Mas una mañana salió, como todas, de su aldea, pero al llegar a la orilla del mar vio tres sirenas al borde de las peñas, peinando con su peine de oro sus cabellos verdes. Y continuando su paseo, vio al llegar junto al bosque un fauno tocando la flauta y un coro de faunitos.
Y aquella noche, cuando volvió a su aldea, y le dijeron todos, como todas las noches: ¡Vamos!, cuenta. ¿Qué has visto hoy?, el hombre contestó: No he visto nada.
Lo anterior, en esencia, pertenece a un precioso apólogo (fábula moral) suscrito por Oscar Wilde. Y en verdad posee multiplicidad de lecturas, aunque cobra valor sobre todo por cuanto de vigente sapiencia encierra en comprender el carácter de los seres humanos.
La especie no pudo prescindir de la fantasía —y la belleza que genera— para su supervivencia. Ese aldeano tejedor de historias, no mentía; solo inventaba lo que su imaginación soñaba existía en realidad.
Pero cuando la realidad desdibujó su poética de lo ilusorio, por cuerpo de la concreción de lo supuestamente irreal, el hombre sufrió un choque, cuyo impacto no estaba preparado a superar.
La ensoñación, la sugerencia y la fe confieren poder de obrar a los mecanismos de la fantasía: llegar a ella entraña abrazarlas, e incluso sucumbir a ese convenio tácito de creerla posible aun sin pensarlo.
Necesitamos la fantasía, hasta a costa de fabular en su búsqueda; y sin embargo no estamos del todo preparados para aceptarla.

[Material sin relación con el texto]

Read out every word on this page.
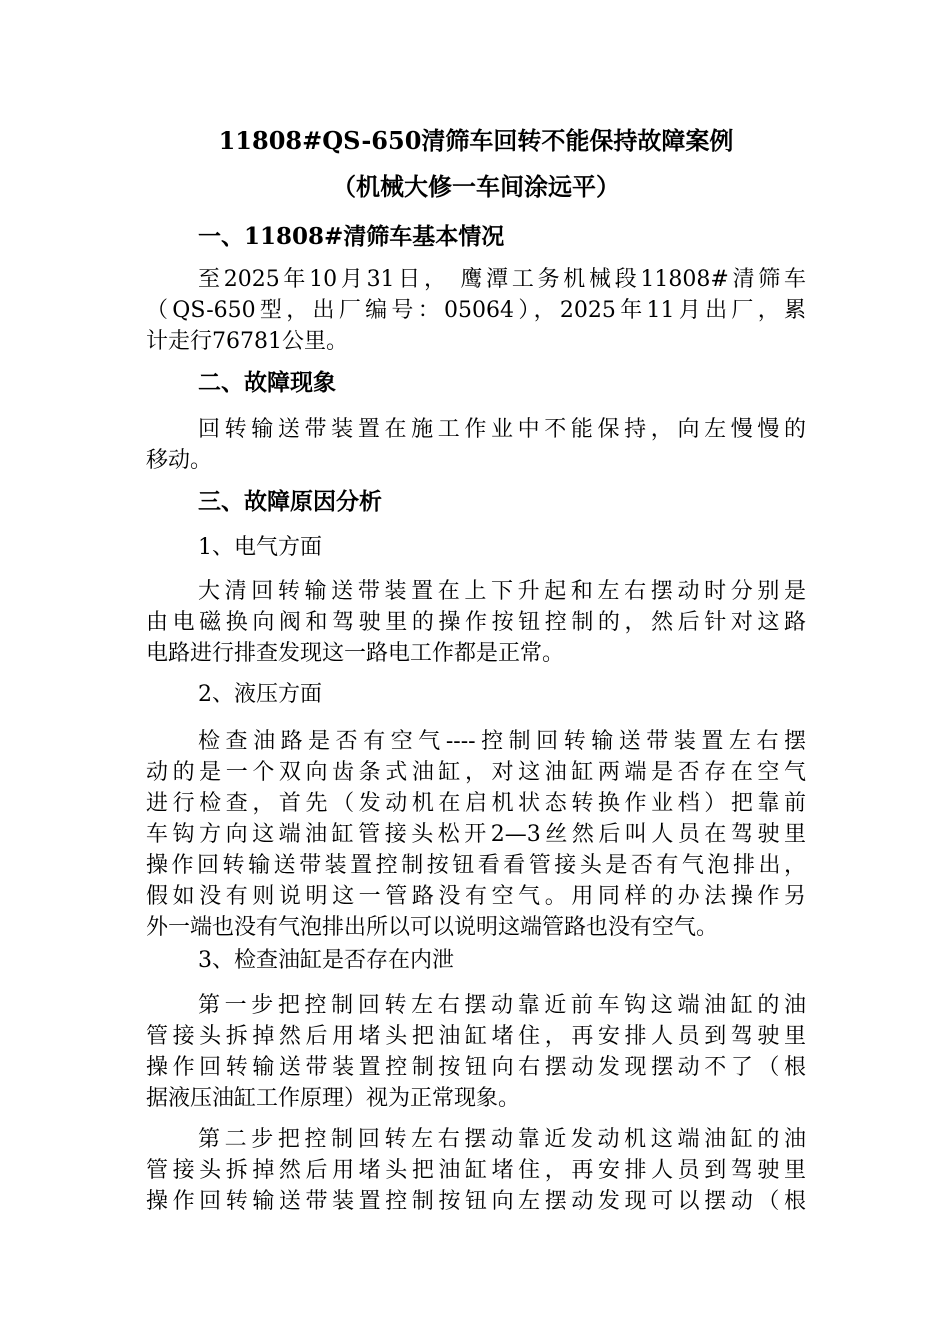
11808#QS-650清筛车回转不能保持故障案例
（机械大修一车间涂远平）
一、11808#清筛车基本情况
至2025年10月31日， 鹰潭工务机械段11808#清筛车
（QS-650型，出厂编号：05064），2025年11月出厂，累
计走行76781公里。
二、故障现象
回转输送带装置在施工作业中不能保持，向左慢慢的
移动。
三、故障原因分析
1、电气方面
大清回转输送带装置在上下升起和左右摆动时分别是
由电磁换向阀和驾驶里的操作按钮控制的，然后针对这路
电路进行排查发现这一路电工作都是正常。
2、液压方面
检查油路是否有空气----控制回转输送带装置左右摆
动的是一个双向齿条式油缸，对这油缸两端是否存在空气
进行检查，首先（发动机在启机状态转换作业档）把靠前
车钩方向这端油缸管接头松开2—3丝然后叫人员在驾驶里
操作回转输送带装置控制按钮看看管接头是否有气泡排出，
假如没有则说明这一管路没有空气。用同样的办法操作另
外一端也没有气泡排出所以可以说明这端管路也没有空气。
3、检查油缸是否存在内泄
第一步把控制回转左右摆动靠近前车钩这端油缸的油
管接头拆掉然后用堵头把油缸堵住，再安排人员到驾驶里
操作回转输送带装置控制按钮向右摆动发现摆动不了（根
据液压油缸工作原理）视为正常现象。
第二步把控制回转左右摆动靠近发动机这端油缸的油
管接头拆掉然后用堵头把油缸堵住，再安排人员到驾驶里
操作回转输送带装置控制按钮向左摆动发现可以摆动（根
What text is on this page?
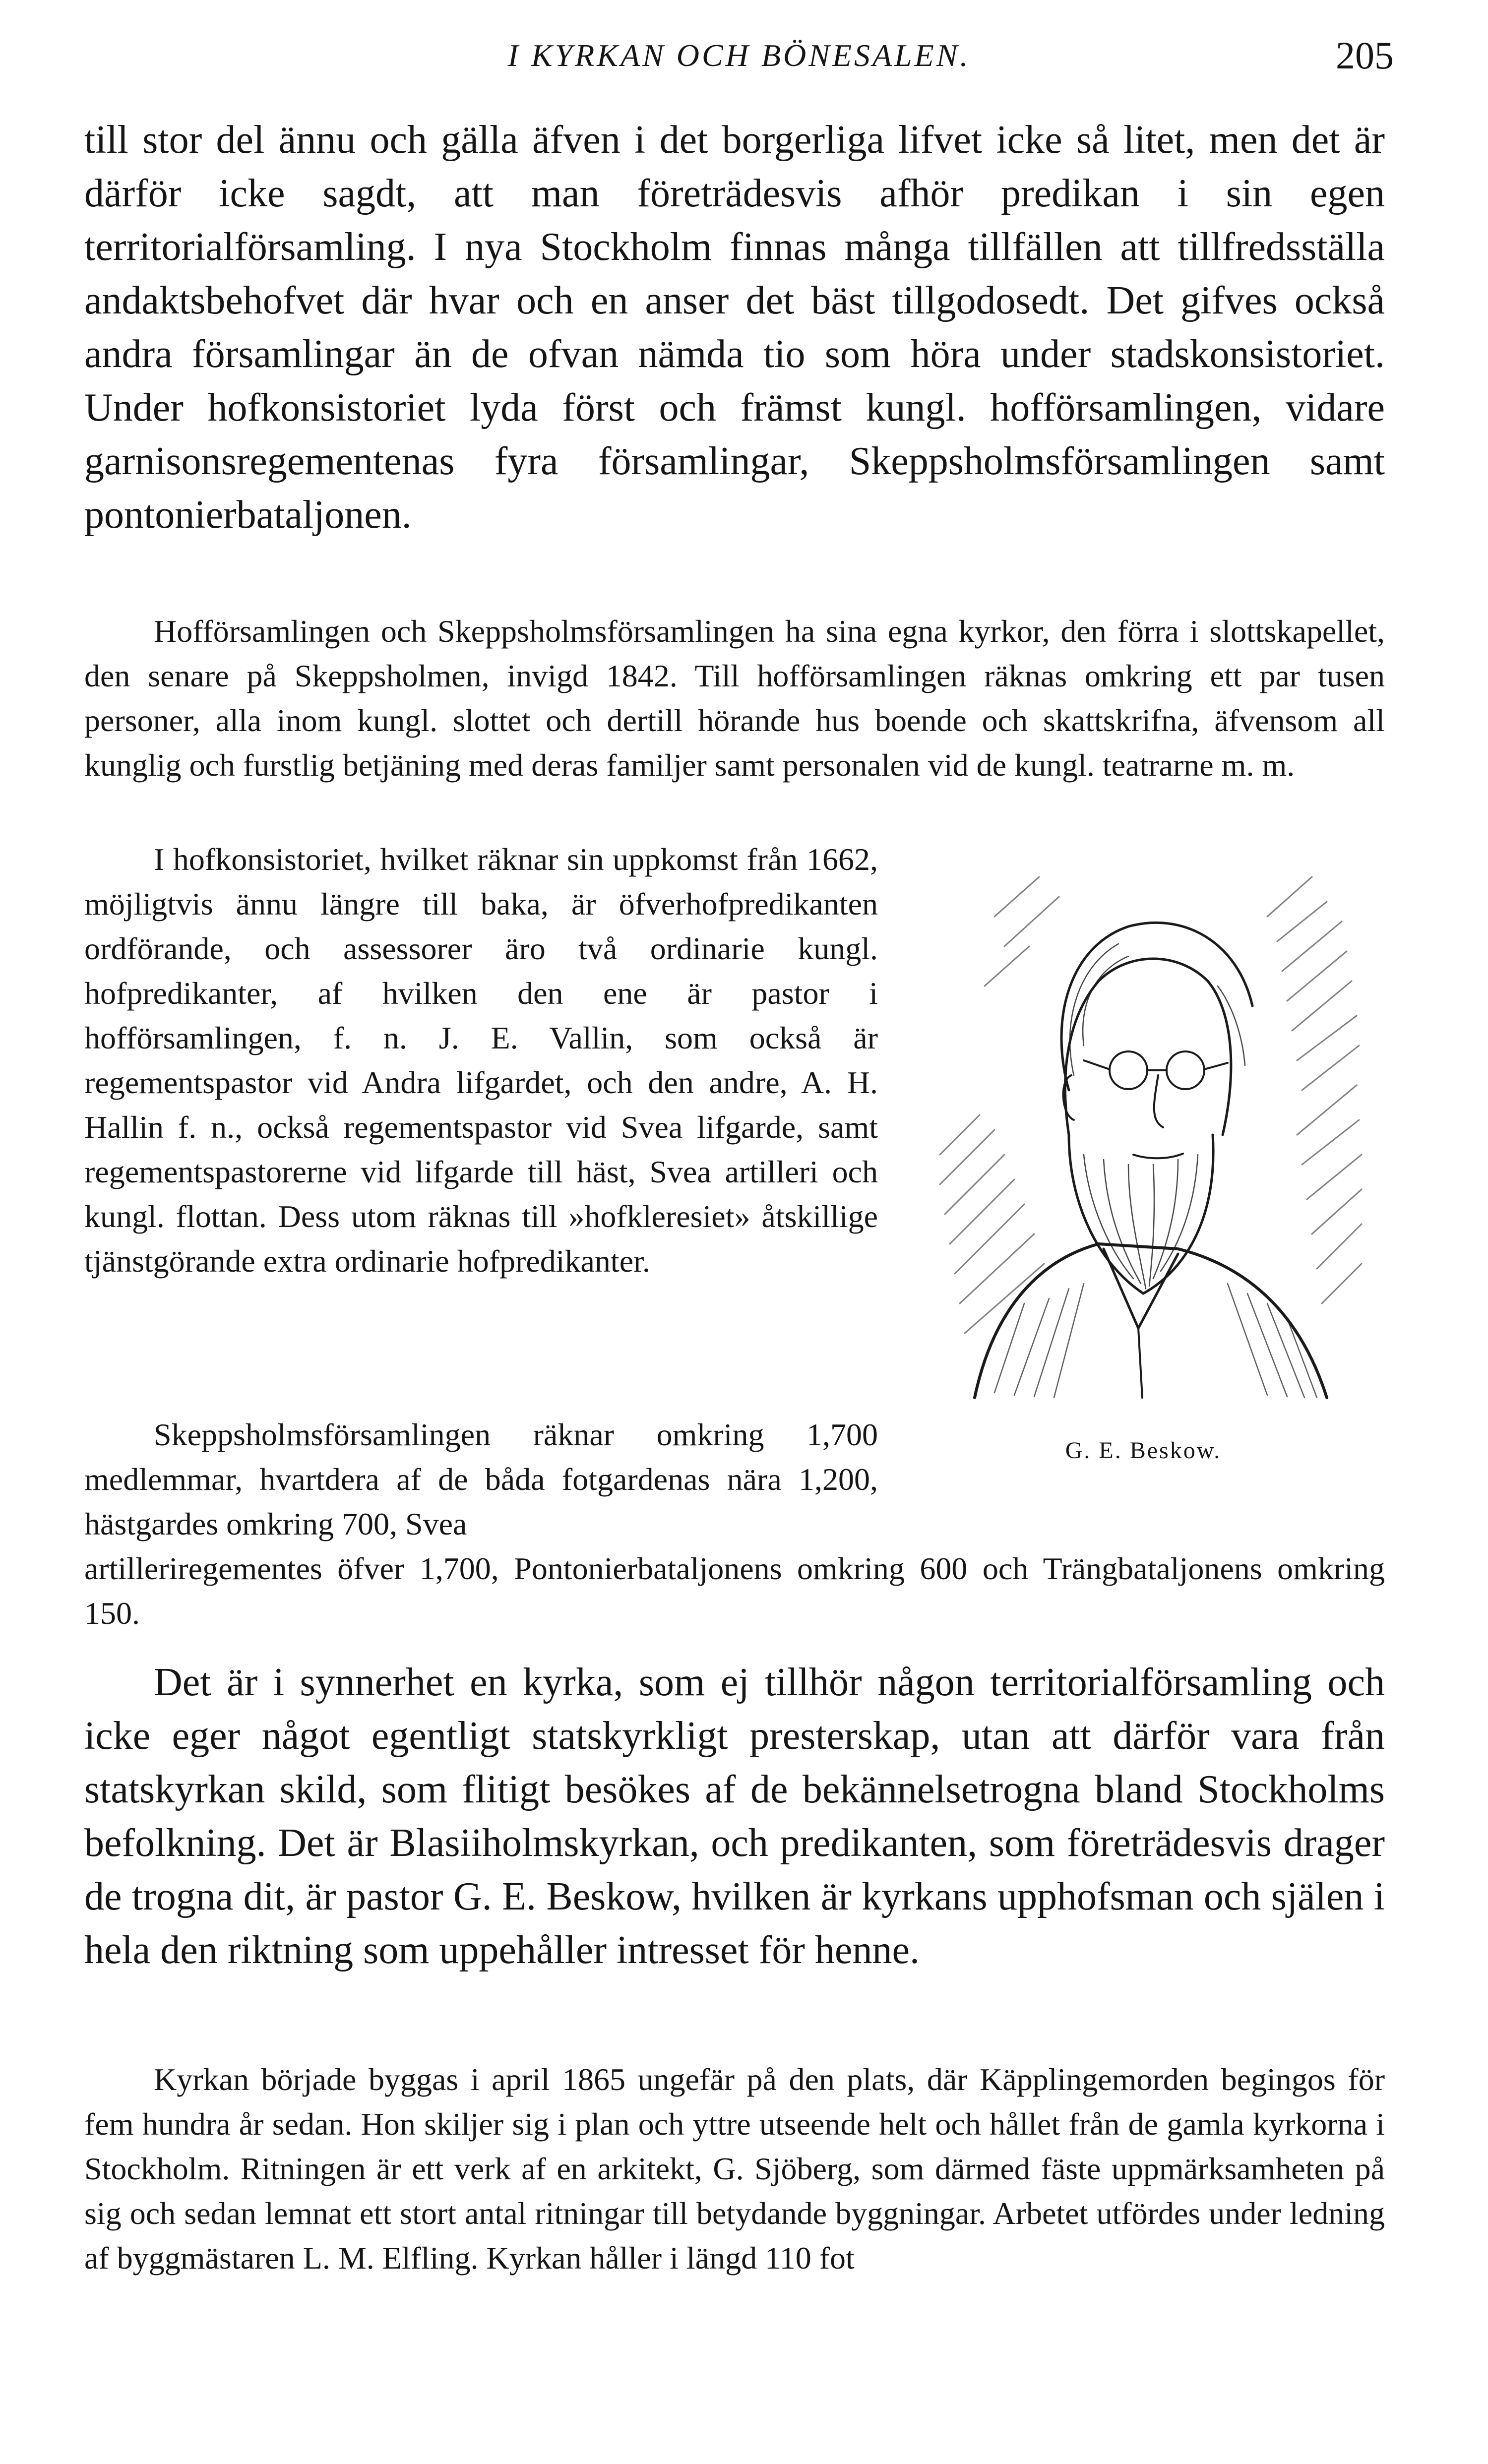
I KYRKAN OCH BÖNESALEN.	205

till stor del ännu och gälla äfven i det borgerliga lifvet icke så litet, men det är därför icke sagdt, att man företrädesvis afhör predikan i sin egen territorialförsamling. I nya Stockholm finnas många tillfällen att tillfredsställa andaktsbehofvet där hvar och en anser det bäst tillgodosedt. Det gifves också andra församlingar än de ofvan nämda tio som höra under stadskonsistoriet. Under hofkonsistoriet lyda först och främst kungl. hofförsamlingen, vidare garnisonsregementenas fyra församlingar, Skeppsholmsförsamlingen samt pontonierbataljonen.

Hofförsamlingen och Skeppsholmsförsamlingen ha sina egna kyrkor, den förra i slottskapellet, den senare på Skeppsholmen, invigd 1842. Till hofförsamlingen räknas omkring ett par tusen personer, alla inom kungl. slottet och dertill hörande hus boende och skattskrifna, äfvensom all kunglig och furstlig betjäning med deras familjer samt personalen vid de kungl. teatrarne m. m.

I hofkonsistoriet, hvilket räknar sin uppkomst från 1662, möjligtvis ännu längre till baka, är öfverhofpredikanten ordförande, och assessorer äro två ordinarie kungl. hofpredikanter, af hvilken den ene är pastor i hofförsamlingen, f. n. J. E. Vallin, som också är regementspastor vid Andra lifgardet, och den andre, A. H. Hallin f. n., också regementspastor vid Svea lifgarde, samt regementspastorerne vid lifgarde till häst, Svea artilleri och kungl. flottan. Dess utom räknas till »hofkleresiet» åtskillige tjänstgörande extra ordinarie hofpredikanter.

G. E. Beskow.

Skeppsholmsförsamlingen räknar omkring 1,700 medlemmar, hvartdera af de båda fotgardenas nära 1,200, hästgardes omkring 700, Svea

artilleriregementes öfver 1,700, Pontonierbataljonens omkring 600 och Trängbataljonens omkring 150.

Det är i synnerhet en kyrka, som ej tillhör någon territorialförsamling och icke eger något egentligt statskyrkligt presterskap, utan att därför vara från statskyrkan skild, som flitigt besökes af de bekännelsetrogna bland Stockholms befolkning. Det är Blasiiholmskyrkan, och predikanten, som företrädesvis drager de trogna dit, är pastor G. E. Beskow, hvilken är kyrkans upphofsman och själen i hela den riktning som uppehåller intresset för henne.

Kyrkan började byggas i april 1865 ungefär på den plats, där Käpplingemorden begingos för fem hundra år sedan. Hon skiljer sig i plan och yttre utseende helt och hållet från de gamla kyrkorna i Stockholm. Ritningen är ett verk af en arkitekt, G. Sjöberg, som därmed fäste uppmärksamheten på sig och sedan lemnat ett stort antal ritningar till betydande byggningar. Arbetet utfördes under ledning af byggmästaren L. M. Elfling. Kyrkan håller i längd 110 fot
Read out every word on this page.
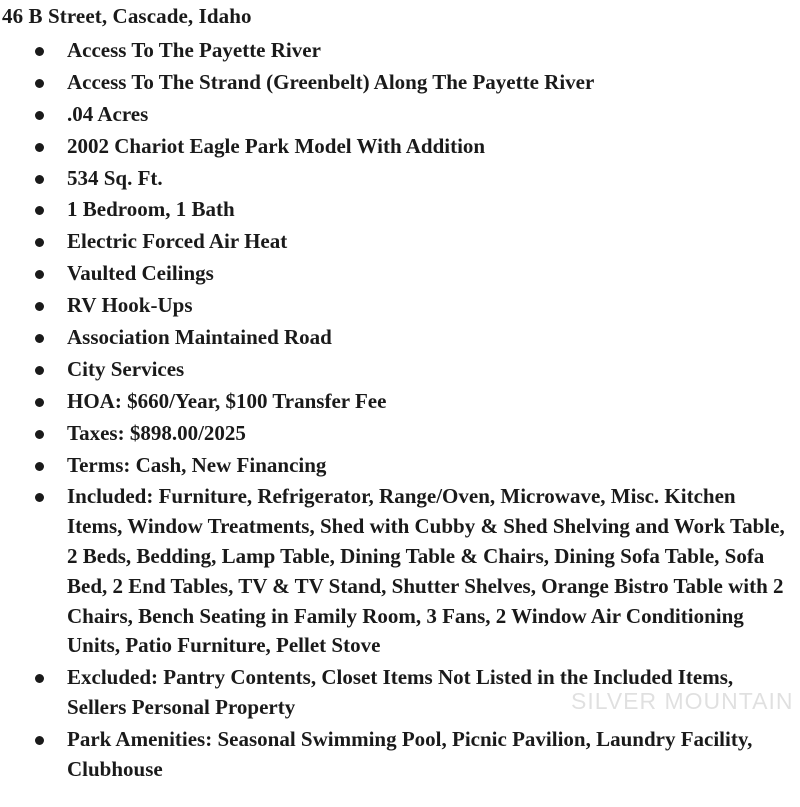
46 B Street, Cascade, Idaho
Access To The Payette River
Access To The Strand (Greenbelt) Along The Payette River
.04 Acres
2002 Chariot Eagle Park Model With Addition
534 Sq. Ft.
1 Bedroom, 1 Bath
Electric Forced Air Heat
Vaulted Ceilings
RV Hook-Ups
Association Maintained Road
City Services
HOA: $660/Year, $100 Transfer Fee
Taxes: $898.00/2025
Terms: Cash, New Financing
Included: Furniture, Refrigerator, Range/Oven, Microwave, Misc. Kitchen Items, Window Treatments, Shed with Cubby & Shed Shelving and Work Table, 2 Beds, Bedding, Lamp Table, Dining Table & Chairs, Dining Sofa Table, Sofa Bed, 2 End Tables, TV & TV Stand, Shutter Shelves, Orange Bistro Table with 2 Chairs, Bench Seating in Family Room, 3 Fans, 2 Window Air Conditioning Units, Patio Furniture, Pellet Stove
Excluded: Pantry Contents, Closet Items Not Listed in the Included Items, Sellers Personal Property
Park Amenities: Seasonal Swimming Pool, Picnic Pavilion, Laundry Facility, Clubhouse
SILVER MOUNTAIN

Ciento y tantos años atrás una suerte de profeta como Wilde lo sabía. Pero así y todo es preciso no abjurar de sí. Y mucho menos los que tenemos el timón al mundo del niño.
Si a los que por nuestra condición de padres nos fue planteada tal misión hacemos caso omiso a ella, en desmedro de alimentar ese universo infantil urgido de las maravillas coloreadas por la imaginación, no mucho habrá que hacer por la fantasía en el mañana.
Si procedemos a la cruda e insensible operación de trueque de los cuentos de hadas por las tramas de sangre de los videojuegos, solo quedarán rescoldos de su fuego.
Si mandamos a Salgari de vuelta eterna a Mompracen y a Verne a hundirse para siempre con Nemo en el submarino, estaremos ahogando por expreso deseo la ilusión de quienes nos sucedan.
Levantar una pira para la fantasía en la infancia podría tildarse de leso crimen, si existiesen juzgados al efecto. Ese pequeño educado en un materialismo rayano en lo sórdido, que a los ocho años se conoce cuanto calzado «de marca» existe, pero que no sabe si el zapatito de Cenicienta era de cristal o de palo, ¿qué podrá enseñar a su vez a sus hijos?
Pocas niñas quisieran estar entonces en el papel de hijas de las que hoy no rebasan los diez años, y ya mami las deja, desde que sueltan la mochila de la escuela, enterarse del mínimo cabo del conflicto de la más improductiva telenovela mexicana alquilada.
Ellas y los que alelan con la última versión de Bloody Blades o cualquier otro videojuego de vísceras afuera no tendrán tiempo para saber de sirenas verdes peinándose sus cabellos con su peine de oro, ni de un coro de faunos bailando en el bosque en derredor de un canto de flauta.
Mucho menos serán exhortados a devorar cien páginas de Emilio Salgari. La radical vulgaridad del presente impuesta por sus padres no lo permitirá.